SLED is not opensuse. There may be stuff in SLED (which has proprietary extensions and applications), that needs Microsoft's okay for virtualization to work with Microsoft products. So what? Doesn't affect me, since I can't see any scenario where I would want to run linux instances hosted on a Microsoft server, or Windows instances hosted on a linux server.
... which is a competitive curve ball against Red Hat. Period. Red Hat's profitable income is heavily concentrated in relatively few major volume accounts, served direct (not by resellers). So, all Microsoft are doing is cross funding Novell to try to take the average unit prices down significantly in those accounts, as part of a strategy to undermine Red Hat's business model in some way. If you follow the reporting line of the folks doing the joint selling, it maps back through MS Legal and Corporate Affairs. That said, it seems to generate more PR than pain to Red Hats business results. To date at least. Fascinating to watch.
In any case saying that customers have a choice is bollocks. They had a choice ten years ago, and hopefully will again after five or ten years... Let's hope so.
Customers do have choices. The integration/cross-system compatibility has been significantly enhanced for both Linux/BSD and Macs with Windows office formats recently (so they don't speak fluent docx, neither does several 100 million earlier copies of Office).

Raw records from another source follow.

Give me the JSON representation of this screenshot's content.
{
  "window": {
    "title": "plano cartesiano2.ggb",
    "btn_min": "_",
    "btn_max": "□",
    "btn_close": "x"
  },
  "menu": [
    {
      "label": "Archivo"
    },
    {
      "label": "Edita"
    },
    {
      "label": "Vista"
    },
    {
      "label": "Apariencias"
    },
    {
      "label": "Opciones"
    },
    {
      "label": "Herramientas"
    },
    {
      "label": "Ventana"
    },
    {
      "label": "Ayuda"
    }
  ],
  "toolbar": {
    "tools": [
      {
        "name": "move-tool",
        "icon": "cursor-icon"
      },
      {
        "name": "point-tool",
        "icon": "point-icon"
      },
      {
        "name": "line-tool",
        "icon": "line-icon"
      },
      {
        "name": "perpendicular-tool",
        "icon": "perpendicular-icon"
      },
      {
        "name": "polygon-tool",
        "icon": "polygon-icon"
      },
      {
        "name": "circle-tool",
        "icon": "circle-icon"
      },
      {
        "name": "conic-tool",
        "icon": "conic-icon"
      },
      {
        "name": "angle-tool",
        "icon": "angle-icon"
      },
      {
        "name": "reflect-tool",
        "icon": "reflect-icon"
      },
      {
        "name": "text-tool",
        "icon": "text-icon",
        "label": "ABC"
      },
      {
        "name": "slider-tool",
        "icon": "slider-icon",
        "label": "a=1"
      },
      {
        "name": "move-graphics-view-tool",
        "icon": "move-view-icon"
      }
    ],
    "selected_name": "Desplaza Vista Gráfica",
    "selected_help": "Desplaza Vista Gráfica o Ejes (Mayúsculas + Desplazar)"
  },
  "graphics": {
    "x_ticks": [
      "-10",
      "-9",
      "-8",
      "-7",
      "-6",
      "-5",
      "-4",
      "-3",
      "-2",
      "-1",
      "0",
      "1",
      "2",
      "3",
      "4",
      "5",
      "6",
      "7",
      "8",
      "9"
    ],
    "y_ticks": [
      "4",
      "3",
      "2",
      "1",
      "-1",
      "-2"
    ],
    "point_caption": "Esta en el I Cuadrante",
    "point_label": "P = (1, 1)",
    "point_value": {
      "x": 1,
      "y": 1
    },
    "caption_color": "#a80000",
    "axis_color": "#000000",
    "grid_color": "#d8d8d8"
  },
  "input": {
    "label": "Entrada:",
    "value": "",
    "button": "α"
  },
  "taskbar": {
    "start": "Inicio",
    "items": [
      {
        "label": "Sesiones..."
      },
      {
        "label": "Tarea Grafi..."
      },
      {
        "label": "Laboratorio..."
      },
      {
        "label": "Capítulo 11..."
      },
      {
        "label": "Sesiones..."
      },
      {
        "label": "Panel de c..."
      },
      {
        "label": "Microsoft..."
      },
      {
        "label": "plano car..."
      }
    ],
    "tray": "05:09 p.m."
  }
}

As for the IE trap - when you take a shortcut you can get burned. Rather than develop to webstandards, they drank the MS coolaid, took the shortcut, and are now hosed.
As for MS's "sparkling" Q4, the initial reports I've seen indicate that W7 sales are coming at the expense of XP and earlier installations. In other words, they're replacements, not growth, in a growing market.
The cesspool just got a check and balance.